3eme chapitre : »Verbum mundo » / La parole dans le monde
Si nous devons « communiquer la Parole par toute notre vie » (VD93), le pape souhaite que nous annoncions « une parole de rupture qui invite à la conversion » (VD93). Il ne s’agit d’ailleurs pas d’aller très loin : « tant de Chrétiens ont besoin que leur soit ré-annoncée de façon persuasive la Parole de Dieu » (VD96). Et il ajoute : « Beaucoup de frères sont ‘baptisés mais pas suffisamment évangélisés’ » (VD96). D’où l’exigence d’une Nouvelle Évangélisation. Il demande aussi que les nouvelles générations soient initiées à la Parole de Dieu : il faut « aider les jeunes à acquérir une intimité et une familiarité avec la Sainte Écriture, pour qu’elle soit comme une boussole » (VD104).
Le pape associe alors foi et mœurs : il faut annoncer le cœur de la foi, le kérygme, qui dépasse les simples valeurs morales, et il faut aussi vivre des valeurs qui sont en cohérence avec le kérygme : « Notre responsabilité ne se limite pas à proposer au monde des valeurs communes ; il faut arriver à l’annonce explicite de la Parole de Dieu » (VD98). « C’est la Parole de Dieu elle-même qui dénonce sans ambiguïté les injustices et qui promeut la solidarité et l’égalité » (VD100). Ainsi, « s’engager pour la justice et la transformation du monde est une exigence constitutive de l’Évangélisation » (VD100).
À ce propos, le pape rappelle que « l’Église n’a pas directement pour mission de créer une société plus juste, même s’il lui revient le droit et le devoir d’intervenir sur les questions éthiques et morales qui concernent le bien des personnes et des peuples. » Il redit ici le rôle premier des fidèles laïcs « qui ont la tâche d’intervenir directement dans l’action sociale et politique » (VD100).
Notons une phrase qu’aurait aimé entendre le père Joseph Wresinski (à moins qu’il ne l’ait inspirée !) : « les pauvres eux-mêmes sont aussi des agents d’Évangélisation » (VD107). « L’Église ne peut décevoir les pauvres : ‘Les Pasteurs sont appelés à les écouter, à apprendre d’eux, à les guider dans leur foi et à les motiver pour qu’ils soient des artisans de leur propre histoire’ » (VD107).

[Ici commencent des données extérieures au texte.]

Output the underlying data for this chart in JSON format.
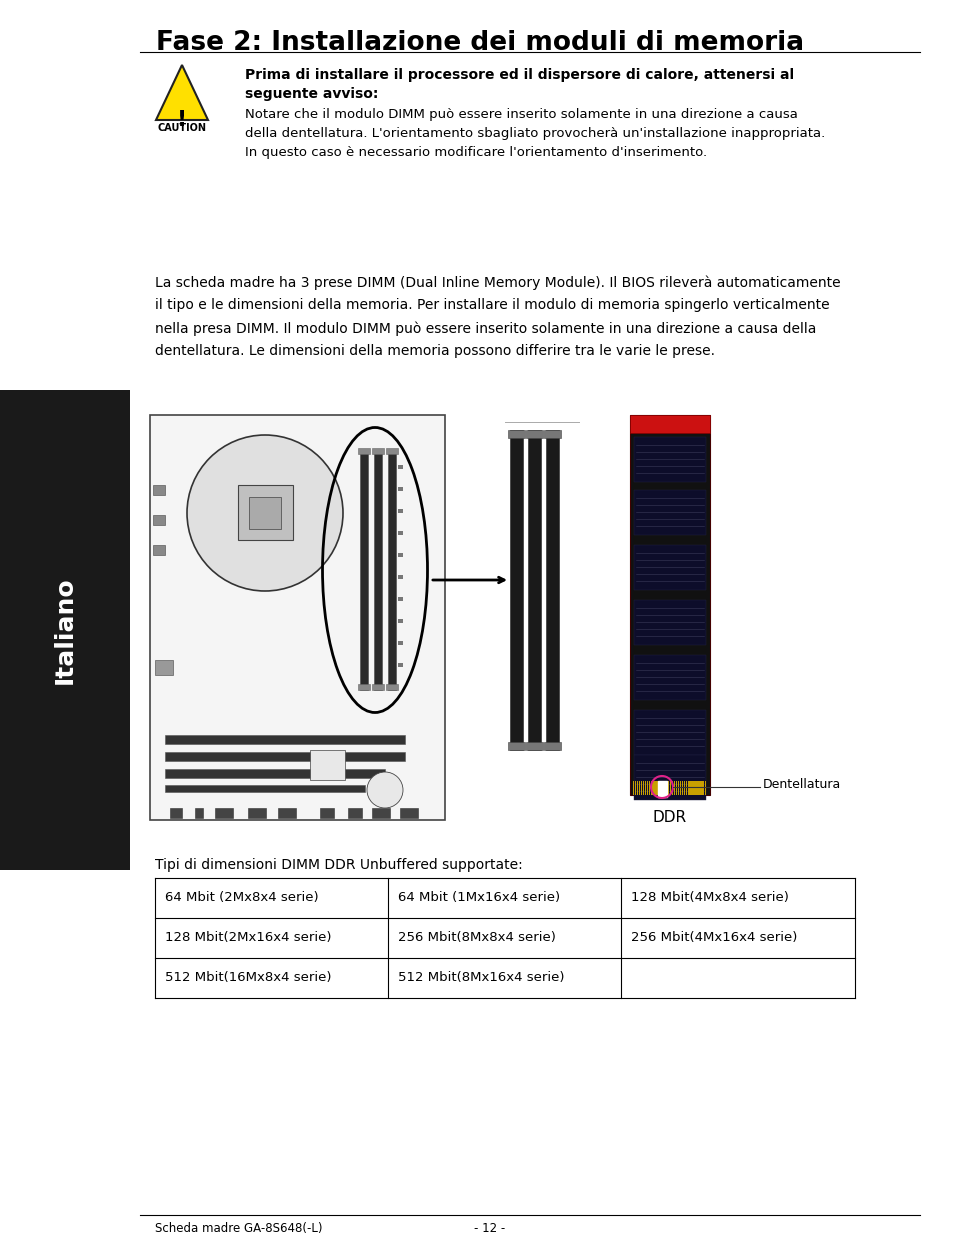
{
  "title": "Fase 2: Installazione dei moduli di memoria",
  "caution_bold_line1": "Prima di installare il processore ed il dispersore di calore, attenersi al",
  "caution_bold_line2": "seguente avviso:",
  "caution_normal_lines": [
    "Notare che il modulo DIMM può essere inserito solamente in una direzione a causa",
    "della dentellatura. L'orientamento sbagliato provocherà un'installazione inappropriata.",
    "In questo caso è necessario modificare l'orientamento d'inserimento."
  ],
  "body_lines": [
    "La scheda madre ha 3 prese DIMM (Dual Inline Memory Module). Il BIOS rileverà automaticamente",
    "il tipo e le dimensioni della memoria. Per installare il modulo di memoria spingerlo verticalmente",
    "nella presa DIMM. Il modulo DIMM può essere inserito solamente in una direzione a causa della",
    "dentellatura. Le dimensioni della memoria possono differire tra le varie le prese."
  ],
  "table_title": "Tipi di dimensioni DIMM DDR Unbuffered supportate:",
  "table_data": [
    [
      "64 Mbit (2Mx8x4 serie)",
      "64 Mbit (1Mx16x4 serie)",
      "128 Mbit(4Mx8x4 serie)"
    ],
    [
      "128 Mbit(2Mx16x4 serie)",
      "256 Mbit(8Mx8x4 serie)",
      "256 Mbit(4Mx16x4 serie)"
    ],
    [
      "512 Mbit(16Mx8x4 serie)",
      "512 Mbit(8Mx16x4 serie)",
      ""
    ]
  ],
  "footer_left": "Scheda madre GA-8S648(-L)",
  "footer_center": "- 12 -",
  "sidebar_text": "Italiano",
  "dentellatura_label": "Dentellatura",
  "ddr_label": "DDR",
  "bg_color": "#ffffff",
  "text_color": "#000000",
  "sidebar_bg": "#1a1a1a",
  "sidebar_text_color": "#ffffff"
}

Enfin, le pape reconnaît le rôle croissant d’internet « qui constitue un nouveau forum sur lequel il faut faire résonner l’Évangile, avec la conscience, toutefois, que le monde virtuel ne pourra jamais remplacer le monde réel » (VD113).
Conclusion
Il termine ce long traité par des réflexions sur la Vierge Marie et cite les deux paroles de l’évangile selon saint Luc qui la concernent : « Ma mère et mes frères, ce sont ceux qui entendent la Parole de Dieu, et qui la mettent en pratique » (Lc 8,21). « Heureux plutôt ceux qui entendent la parole de Dieu, et qui la gardent ! » (Lc 11,28). « S’il n’y a qu’une seule Mère du Christ selon la chair, en revanche, selon la foi, le Christ est le fruit de tous » (VD28) avait déjà noté plus haut Benoît XVI. Puissions-nous dire chaque jour et pas seulement dans nos célébrations : « Parole du Seigneur … nous rendons grâce à Dieu ».